Over the next 13 hours, transplant teams removed the lungs from a donor, prepped Ashley for surgery, and wheeled her into the operating room. It was just before 5 p.m. Her mother and father (who divorced 18 years ago) waited in the ICU. Inside the OR, nearly a dozen physicians and nurses assisted Dr. Marc de Perrot, the thoracic surgeon who performed the procedure. He began by taking out the first CF-infected lung that had become bumpy and stiff, and put in the soft, healthy one. For one tense minute, Ashley went into cardiac arrest, but recovered with the aid of a heart-lung machine. De Perrot replaced the second lung, and then, punched roughly 60 staples under her breasts. The operation took almost eight hours.
When word came that Ashley was nearly out of surgery, Donelle sat on the ledge of a window facing the elevators and stared. “Sure enough, around 12:30 a.m., those doors flew open, and out [came] Ashley on a stretcher,” says Donelle. “I could barely see her. There were four or five doctors following the bed. There were tubes and wires everywhere.” But it didn’t matter, Donelle thought. “She’s alive.” It was Nov. 8, she says, “her new birthday.”
To see Ashley today, you’d never know she had CF or a double-lung transplant. Unless, of course, she showed you the scars. Or the dozens of anti-rejections pills, enzymes, vitamins and other drugs she takes daily. Or the thermometer and scale she uses to check for a fever and weight loss, two early signs of rejection. Or the machine she puffs into twice a day to gauge her lung function. “I’m at 90 per cent,” she says, several months after transplant. “I’ve never had that. This is the first summer in my life I haven’t had trouble breathing.”
That’s taken some getting used to. “I had to train my brain that my body wasn’t sick anymore,” she says. For months after surgery, she was afraid to exert herself. She parked near the doors of whatever building she was going to, forgetting she could walk for blocks now. The psychological adjustment has run parallel to the physical trauma of recovery, which has included physiotherapy to build up her strength.

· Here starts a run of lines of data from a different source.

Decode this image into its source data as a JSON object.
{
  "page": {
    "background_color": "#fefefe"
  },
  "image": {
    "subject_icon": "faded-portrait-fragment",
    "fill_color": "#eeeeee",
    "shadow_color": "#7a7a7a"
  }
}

While Ashley adjusts to her new reality, there is a growing campaign to catch CF early through newborn screening for the gene. Several provinces such as Ontario, Saskatchewan, B.C. and Alberta already have such programs, as does the U.S., France and the U.K. Unfortunately, most patients, usually children, are misdiagnosed with asthma or bronchitis before CF is recognized, and by then they’ve already been hospitalized at least once, and experienced poor growth and lung damage.
Scientists now know that there are more than 1,600 mutations that can cause CF. Given that, gene therapy research has mostly shifted from replacing the bad gene to drug treatments that work on the underlying defects instead. Doctors now take a more aggressive approach to eradicating lung infections early with new antibiotic combinations and inhaled meds. There’s more focus on a high-fat diet to prevent the inadequate growth that used to be the hallmark of CF patients. Even better, life expectancy has increased by about one year every year over the last decade—to a median age of survival of 47 in Canada.
But given the long, bumpy road it’s taken scientists to get to this stage, no one is willing to talk about a cure. “I would rather talk about control of the disease because this is a more realistic view,” says Dr. Felix Ratjen, head of CF clinical research at the Hospital for Sick Children in Toronto. “Cure means a one-time hit where you do something and everything is going to be turned back. This is unlikely.”
In another 20 years, Collins says, “I’m optimistic enough to say that it will be a story about a disease conquered,” but what that means isn’t clear. “I do think at that point this will not be a disease that seems so scary and threatening as it has for centuries.”
Today, CF patients around the world, including in Canada, are participating in clinical trials for two pills that could be on the market within a few years that activate alternate cellular channels to compensate for the abnormal ones in CF patients. Early results make scientists such as Ratjen, who is leading a Canadian study of another possible CF drug, “very optimistic that they will make a difference in the way we treat CF patients.”
For now, Ashley is going back to McGill University full-time in September to finish the psychology degree she was too sick to complete a couple of years ago. She goes to the gym up to four times a week and runs on the treadmill. “My legs get tired before I ever run out of breath,” Ashley laughs. She plans on working, attaining her master’s, eventually getting married, and “being Leila’s mom for as long as possible.” Transplant isn’t a perfect cure, but it’s good enough. “If the transplant doesn’t work out, at least Leila knows that I fought, I tried to be with her.”
A few weeks ago, Ashley finally managed to send a personal letter of appreciation to the donor family. “They gave me my life back,” she says. On second thought, she adds, “They gave me a better life than I ever had.” Ashley says the gratitude she feels is indescribable. “There is no word big enough for that.” A sigh of relief—one deep breath—says it all.